Living in San Francisco means constantly being told you’re in the kookiest place in the country - a city where you vote on whether to name a sewage plant after the outgoing president and where residents enthusiastically debate whether to enforce prostitution laws. How do you think those ideas play in Middle America?

But what is lost in the talk radio chatter is how San Francisco has consistently been ahead of the curve on a range of important issues. That’s the trade-off of being a San Franciscan. You may be misunderstood by the rest of the country, but you’re likely to be on the cutting edge of the next big thing.

Richard DeLeon, a retired political science professor at San Francisco State, wrote his book, "Left Coast City," in 1992. He is working on a sequel, tentatively called "Vanguard City."

"San Franciscans, across the board, see themselves on the national stage," DeLeon said. "They always see themselves as the vanguard, leading the way, heading for the spotlight."

Alex Clemens, founder of Barbary Coast Consulting, said he’s given the idea lots of thought. His thesis is that because so many people choose to come here from somewhere else, they have self-selected for free-thinking.

"We are extraordinary exporters of ideas and concepts to the state, and from the state to the country," said Clemens. "Some of them are outlandish, but even the discussion has its benefits."

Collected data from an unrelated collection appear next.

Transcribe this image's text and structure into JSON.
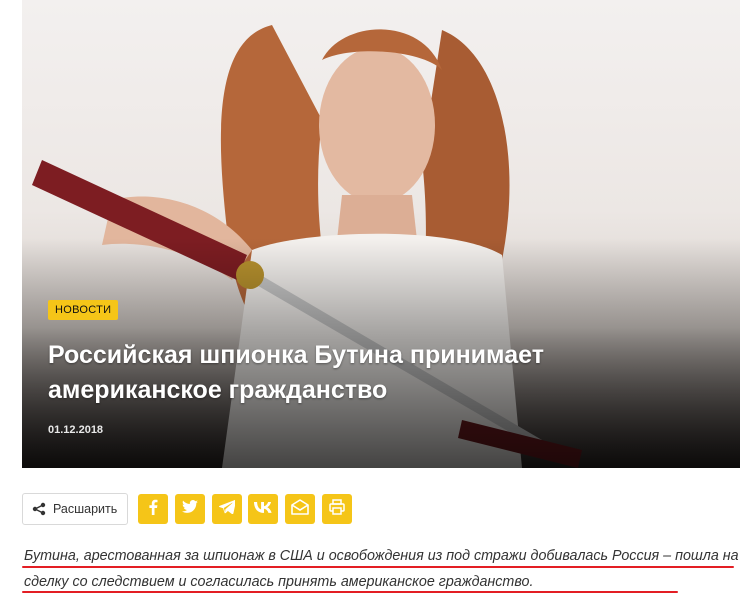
{
  "article": {
    "category": "Новости",
    "title": "Российская шпионка Бутина принимает американское гражданство",
    "date": "01.12.2018",
    "lead": "Бутина, арестованная за шпионаж в США и освобождения из под стражи добивалась Россия – пошла на сделку со следствием и согласилась принять американское гражданство."
  },
  "share": {
    "label": "Расшарить",
    "buttons": [
      {
        "name": "facebook",
        "icon": "facebook-icon"
      },
      {
        "name": "twitter",
        "icon": "twitter-icon"
      },
      {
        "name": "telegram",
        "icon": "telegram-icon"
      },
      {
        "name": "vk",
        "icon": "vk-icon"
      },
      {
        "name": "email",
        "icon": "mail-icon"
      },
      {
        "name": "print",
        "icon": "printer-icon"
      }
    ]
  },
  "colors": {
    "accent": "#f5c518",
    "underline": "#e31e24",
    "text": "#333333"
  }
}
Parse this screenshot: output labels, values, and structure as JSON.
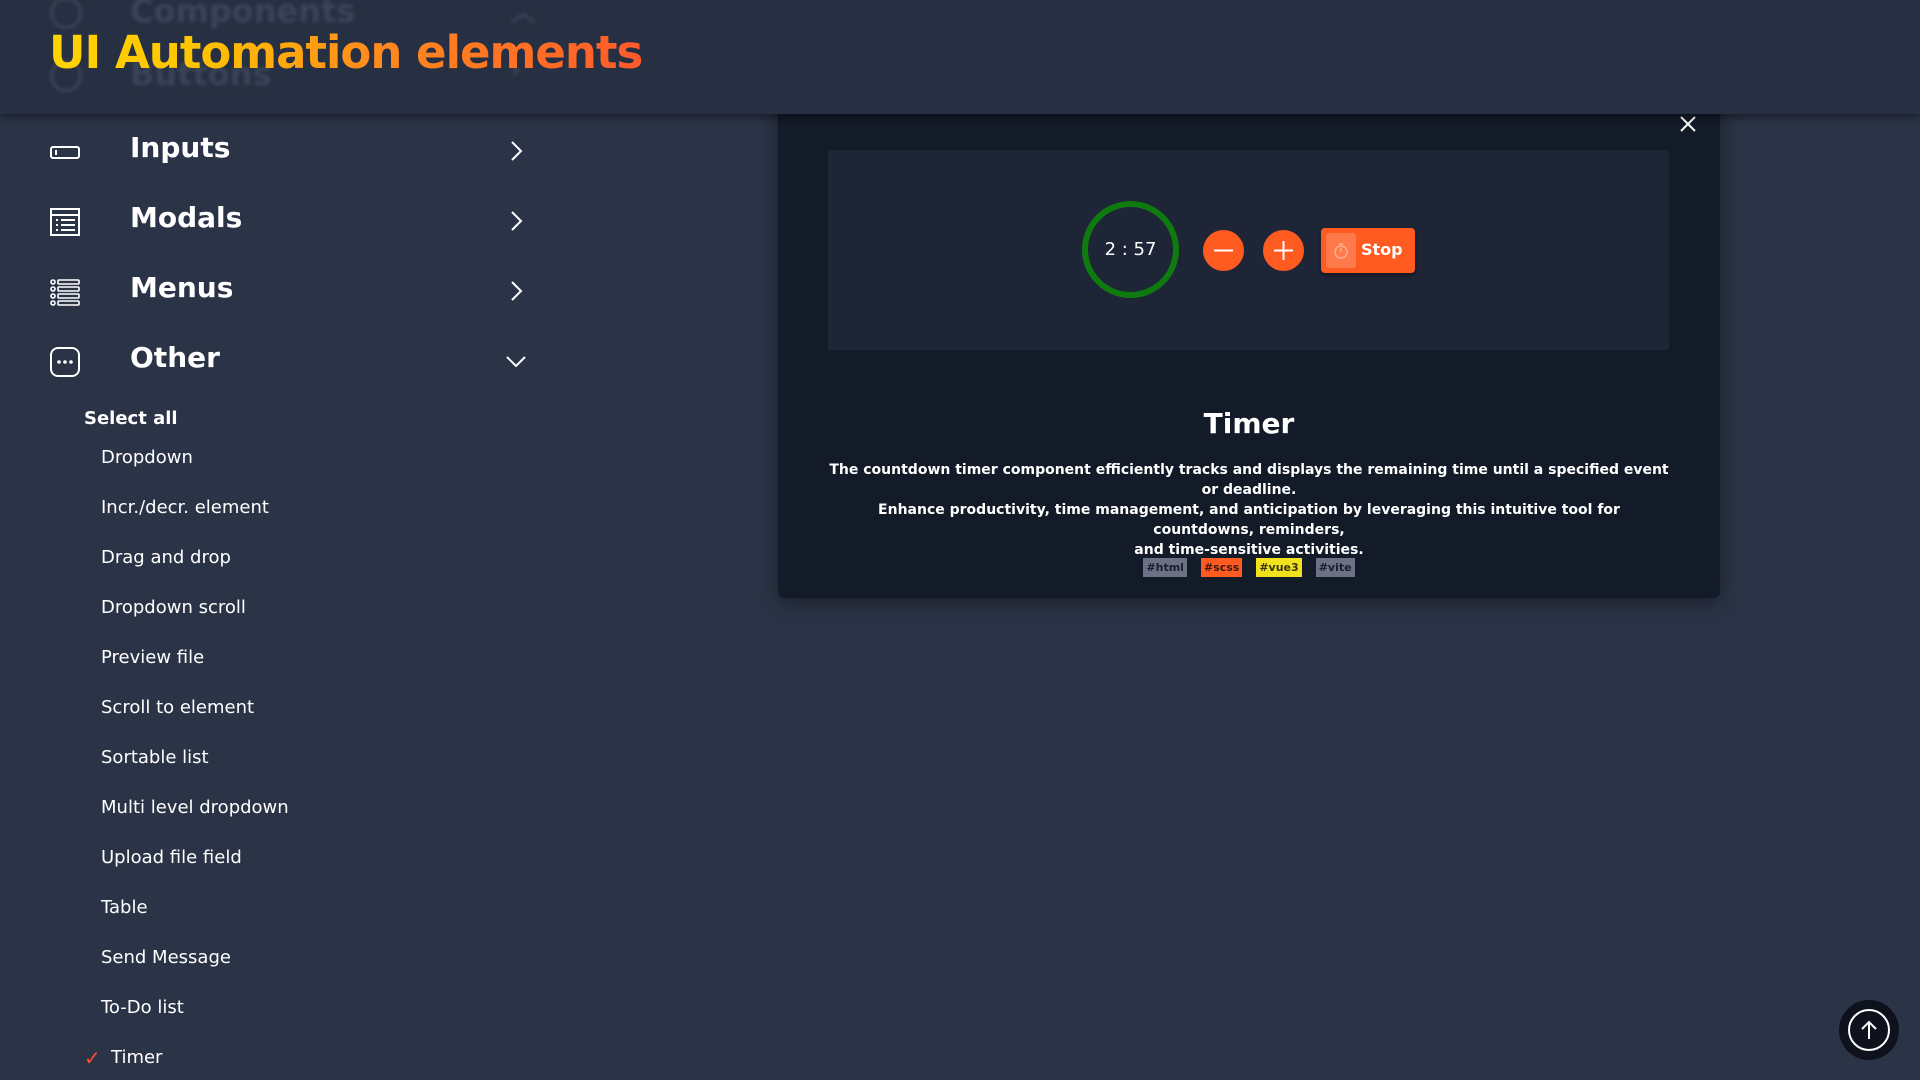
{
  "header": {
    "logo": "UI Automation elements",
    "ghost_top": "Components",
    "ghost_second": "Buttons"
  },
  "sidebar": {
    "categories": [
      {
        "label": "Inputs",
        "icon": "input-field-icon"
      },
      {
        "label": "Modals",
        "icon": "modal-list-icon"
      },
      {
        "label": "Menus",
        "icon": "menu-list-icon"
      },
      {
        "label": "Other",
        "icon": "more-dots-icon"
      }
    ],
    "select_all": "Select all",
    "items": [
      "Dropdown",
      "Incr./decr. element",
      "Drag and drop",
      "Dropdown scroll",
      "Preview file",
      "Scroll to element",
      "Sortable list",
      "Multi level dropdown",
      "Upload file field",
      "Table",
      "Send Message",
      "To-Do list",
      "Timer"
    ],
    "active_item": "Timer",
    "check_mark": "✓"
  },
  "card": {
    "timer_value": "2 : 57",
    "stop_label": "Stop",
    "title": "Timer",
    "description_line1": "The countdown timer component efficiently tracks and displays the remaining time until a specified event or deadline.",
    "description_line2": "Enhance productivity, time management, and anticipation by leveraging this intuitive tool for countdowns, reminders,",
    "description_line3": "and time-sensitive activities.",
    "tags": [
      {
        "label": "#html",
        "bg": "#6b7285",
        "fg": "#1a1f2c"
      },
      {
        "label": "#scss",
        "bg": "#ff5a20",
        "fg": "#3a1a10"
      },
      {
        "label": "#vue3",
        "bg": "#f2e11d",
        "fg": "#3a3510"
      },
      {
        "label": "#vite",
        "bg": "#6b7285",
        "fg": "#1a1f2c"
      }
    ]
  },
  "colors": {
    "accent": "#ff5a20",
    "timer_ring": "#0f7b0f",
    "page_bg": "#2b3447",
    "card_bg": "#131a28"
  }
}
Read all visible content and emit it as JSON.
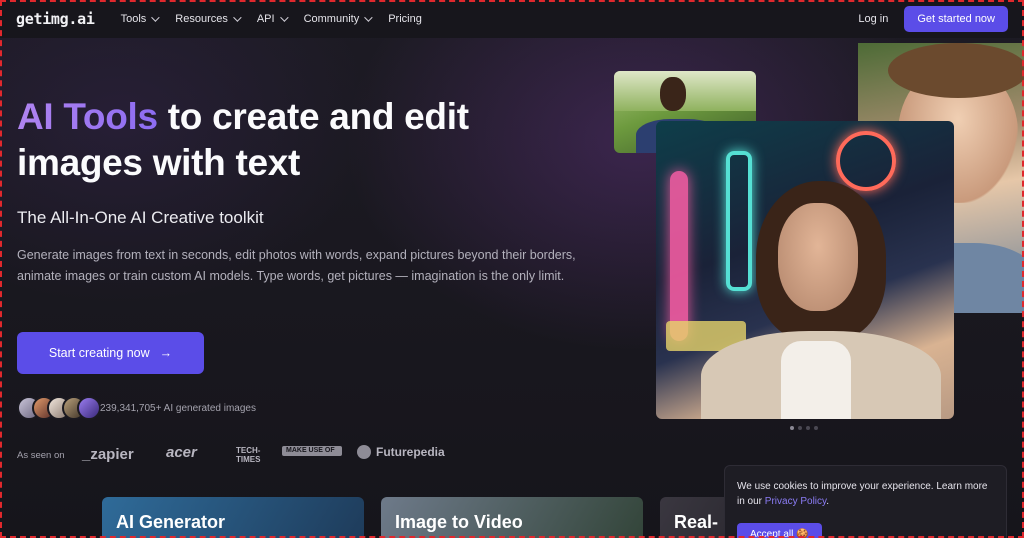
{
  "nav": {
    "logo": "getimg.ai",
    "items": [
      {
        "label": "Tools"
      },
      {
        "label": "Resources"
      },
      {
        "label": "API"
      },
      {
        "label": "Community"
      },
      {
        "label": "Pricing"
      }
    ],
    "login": "Log in",
    "cta": "Get started now"
  },
  "hero": {
    "title_accent": "AI Tools",
    "title_rest_1": " to create and edit",
    "title_rest_2": "images with text",
    "subtitle": "The All-In-One AI Creative toolkit",
    "description": "Generate images from text in seconds, edit photos with words, expand pictures beyond their borders, animate images or train custom AI models. Type words, get pictures — imagination is the only limit.",
    "start_button": "Start creating now",
    "arrow": "→",
    "count_text": "239,341,705+ AI generated images"
  },
  "seen_on": {
    "label": "As seen on",
    "brands": [
      "_zapier",
      "acer",
      "TECH- TIMES",
      "MAKE USE OF",
      "Futurepedia"
    ]
  },
  "cards": [
    {
      "label": "AI Generator"
    },
    {
      "label": "Image to Video"
    },
    {
      "label": "Real-"
    }
  ],
  "cookie": {
    "text": "We use cookies to improve your experience. Learn more in our ",
    "link": "Privacy Policy",
    "tail": ".",
    "accept": "Accept all 🍪"
  },
  "colors": {
    "accent": "#5b4de8",
    "background": "#17161c",
    "gradient_text": "#b084f0"
  }
}
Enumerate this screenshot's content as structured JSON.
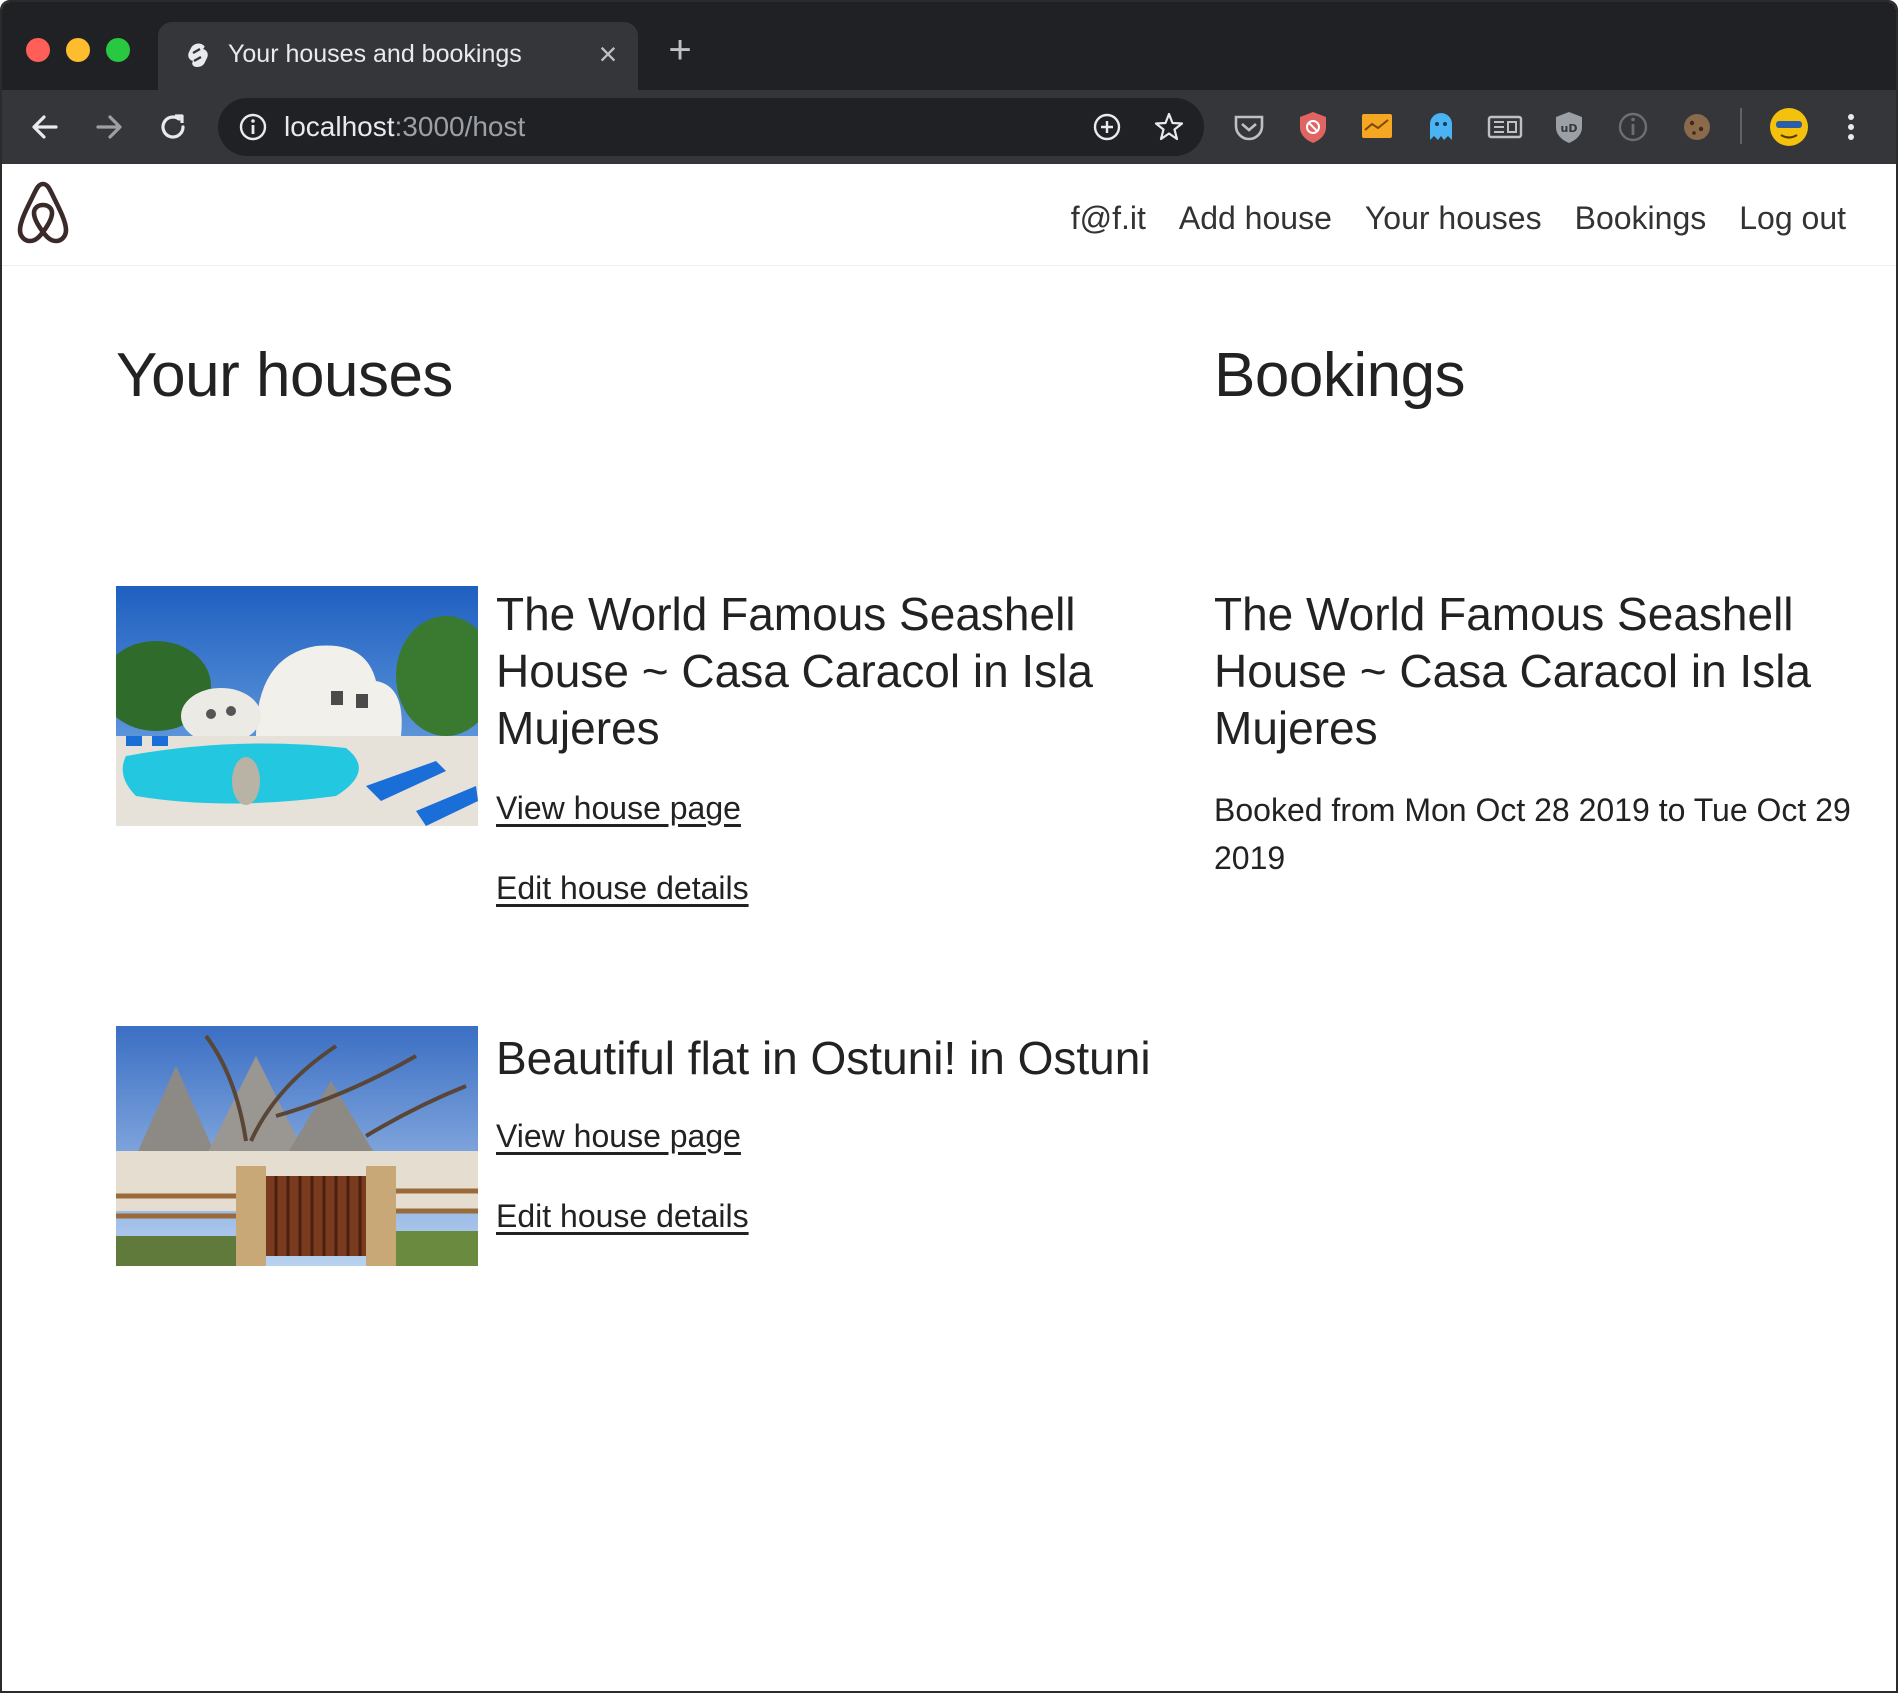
{
  "browser": {
    "tab_title": "Your houses and bookings",
    "tab_close": "×",
    "new_tab": "+",
    "url_host": "localhost",
    "url_rest": ":3000/host"
  },
  "site": {
    "nav": [
      "f@f.it",
      "Add house",
      "Your houses",
      "Bookings",
      "Log out"
    ]
  },
  "houses_section": {
    "title": "Your houses",
    "houses": [
      {
        "title": "The World Famous Seashell House ~ Casa Caracol in Isla Mujeres",
        "view_link": "View house page",
        "edit_link": "Edit house details"
      },
      {
        "title": "Beautiful flat in Ostuni! in Ostuni",
        "view_link": "View house page",
        "edit_link": "Edit house details"
      }
    ]
  },
  "bookings_section": {
    "title": "Bookings",
    "bookings": [
      {
        "house": "The World Famous Seashell House ~ Casa Caracol in Isla Mujeres",
        "text": "Booked from Mon Oct 28 2019 to Tue Oct 29 2019"
      }
    ]
  },
  "colors": {
    "chrome_dark": "#202124",
    "chrome_mid": "#35363a",
    "logo": "#3b2a2a"
  }
}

The vote on Proposition 8, which would ban same-sex marriage, is a San Francisco issue that is capturing much national attention in this election, but local residents were debating health benefits for domestic partners way back in 1982. That year, Mayor Dianne Feinstein vetoed a proposal from the Board of Supervisors because she thought it was too much, too soon.

"Now I look at Dianne Feinstein as the lead spokesman on TV against Proposition 8 and I think, my God we’ve come a long way," said Binder, a local pollster and political strategist. "It wasn’t successful at first, but we started it here."

Today, of course, health plans routinely cover domestic partners, and a 2006 Human Rights Campaign survey found that more than half of all Fortune 500 companies offer benefits to domestic partners.

Bruce Cain, a UC Berkeley professor who is executive director of the University of California Washington Center in Washington, D.C., said the political successes of U.S. Sens. Feinstein and Barbara Boxer and House Speaker Nancy Pelosi reflect the depth and range of San Francisco politics. Those women belie the kooky San Francisco image, even if Washington was slow to get the picture.

"When Pelosi took over in the House, everyone assumed that she was going to be a left-wing nut," Cain said. "They completely underestimated her."

The city’s legacy of being on the bleeding edge of politics goes way beyond gay and lesbian rights. In 1984, San Francisco voters approved - after a bitter and controversial election - what was then considered the strictest nonsmoking policy in the country: Any nonsmoker who objected could declare a work space a nonsmoking area.

"People said it was outrageous," Binder said. "It was anti-business. And now every city in the country has some kind of nonsmoking ordinance."

So when can we expect a thank you card from a grateful nation? Don’t hold your breath say the pundits. We’d be more likely to have Sarah Palin rent a North Beach apartment and open a vegetarian falafel shop.

"It’s hard to get beyond the image," Cain said. "When you have an innovative culture, it comes with biases and stereotypes. When you are staying outside the lines, you end up looking strange, eccentric and threatening."

So it is probably best to bide our time and wait for others to catch up. With innovations in green building policies, citywide health care and all those same-sex marriages, San Francisco will continue to play its role as the place where the future happens first.

"San Francisco is like a petri dish," DeLeon said. "If it doesn’t work here, it won’t work anywhere."